REPEAT burglar Edward Wharton was today back behind bars for his latest offences.

The 23-year-old burglar and conman, who also has convictions for public order offences, was jailed for 30 months for raids he says were prompted by the consequences of a family feud.

Last year he and members of his family defied a judge's warning to behave and reacted angrily outside York Crown Court when brothers Terence and Robert Gibb-Kirk were given community service orders for burglary and assaulting Julie Wharton and a female friend.

When Edward Wharton started his latest crimes, he was on licence from a two-year sentence for a house break-in and other offences.

"You appear yet again before the crown court for offences of burglary," Judge Trevor Kent-Jones told Wharton.

"Two of these are house burglaries. One was a burglary on a betting shop you committed quite shortly after you had been released from prison and quite valuable property was taken from it."

Wharton, of Nunthorpe Crescent, South Bank, York, pleaded guilty to burgling a house in South Bank, and burgling the betting shop. He asked for a second house burglary, a hotel burglary and two offences of obtaining money by deception to be taken into consideration.

York Crown Court was told that Wharton had conned two people he says are male and not elderly into handing over about £900 for gardening work he did not do.
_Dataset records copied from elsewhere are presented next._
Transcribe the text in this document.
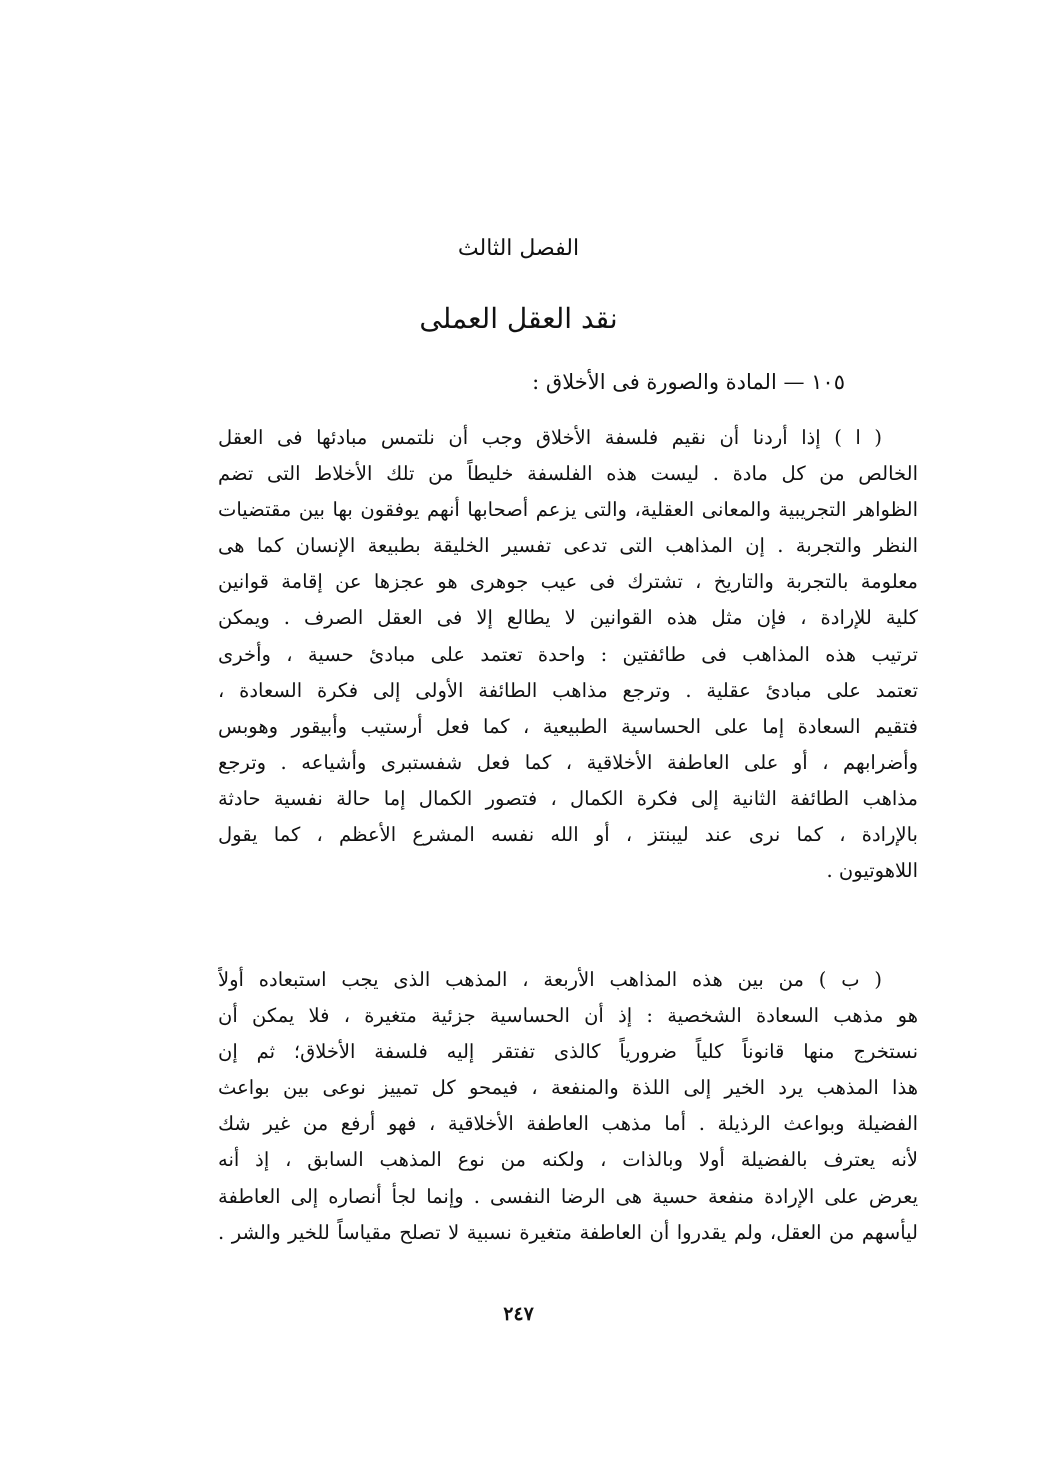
الفصل الثالث
نقد العقل العملى
١٠٥ — المادة والصورة فى الأخلاق :
( ا ) إذا أردنا أن نقيم فلسفة الأخلاق وجب أن نلتمس مبادئها فى العقل
الخالص من كل مادة . ليست هذه الفلسفة خليطاً من تلك الأخلاط التى تضم
الظواهر التجريبية والمعانى العقلية، والتى يزعم أصحابها أنهم يوفقون بها بين مقتضيات
النظر والتجربة . إن المذاهب التى تدعى تفسير الخليقة بطبيعة الإنسان كما هى
معلومة بالتجربة والتاريخ ، تشترك فى عيب جوهرى هو عجزها عن إقامة قوانين
كلية للإرادة ، فإن مثل هذه القوانين لا يطالع إلا فى العقل الصرف . ويمكن
ترتيب هذه المذاهب فى طائفتين : واحدة تعتمد على مبادئ حسية ، وأخرى
تعتمد على مبادئ عقلية . وترجع مذاهب الطائفة الأولى إلى فكرة السعادة ،
فتقيم السعادة إما على الحساسية الطبيعية ، كما فعل أرستيب وأبيقور وهوبس
وأضرابهم ، أو على العاطفة الأخلاقية ، كما فعل شفستبرى وأشياعه . وترجع
مذاهب الطائفة الثانية إلى فكرة الكمال ، فتصور الكمال إما حالة نفسية حادثة
بالإرادة ، كما نرى عند ليبنتز ، أو الله نفسه المشرع الأعظم ، كما يقول
اللاهوتيون .
( ب ) من بين هذه المذاهب الأربعة ، المذهب الذى يجب استبعاده أولاً
هو مذهب السعادة الشخصية : إذ أن الحساسية جزئية متغيرة ، فلا يمكن أن
نستخرج منها قانوناً كلياً ضرورياً كالذى تفتقر إليه فلسفة الأخلاق؛ ثم إن
هذا المذهب يرد الخير إلى اللذة والمنفعة ، فيمحو كل تمييز نوعى بين بواعث
الفضيلة وبواعث الرذيلة . أما مذهب العاطفة الأخلاقية ، فهو أرفع من غير شك
لأنه يعترف بالفضيلة أولا وبالذات ، ولكنه من نوع المذهب السابق ، إذ أنه
يعرض على الإرادة منفعة حسية هى الرضا النفسى . وإنما لجأ أنصاره إلى العاطفة
ليأسهم من العقل، ولم يقدروا أن العاطفة متغيرة نسبية لا تصلح مقياساً للخير والشر .
٢٤٧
For Wharton, David Bradshaw said he needed money after his premises were attacked by members of the Gibb-Kirk family.

He had committed the burglaries because his financial needs were so desperate.

But he denied stealing some of the property said to have been taken in the raids.

In August 1997, Edward Wharton was jailed for two years for burglary and deception, including an offence of deceiving an 87-year-old woman in York, with another young man.

Released on licence halfway through the sentence, he committed a public order offence against a young shop assistant and was sent back to jail for two months.

He was back on licence for the two-year sentence when he broke into the betting shop.

His burglary career began in 1994 when he was jailed for eight months. He has had regular convictions for burglaries ever since.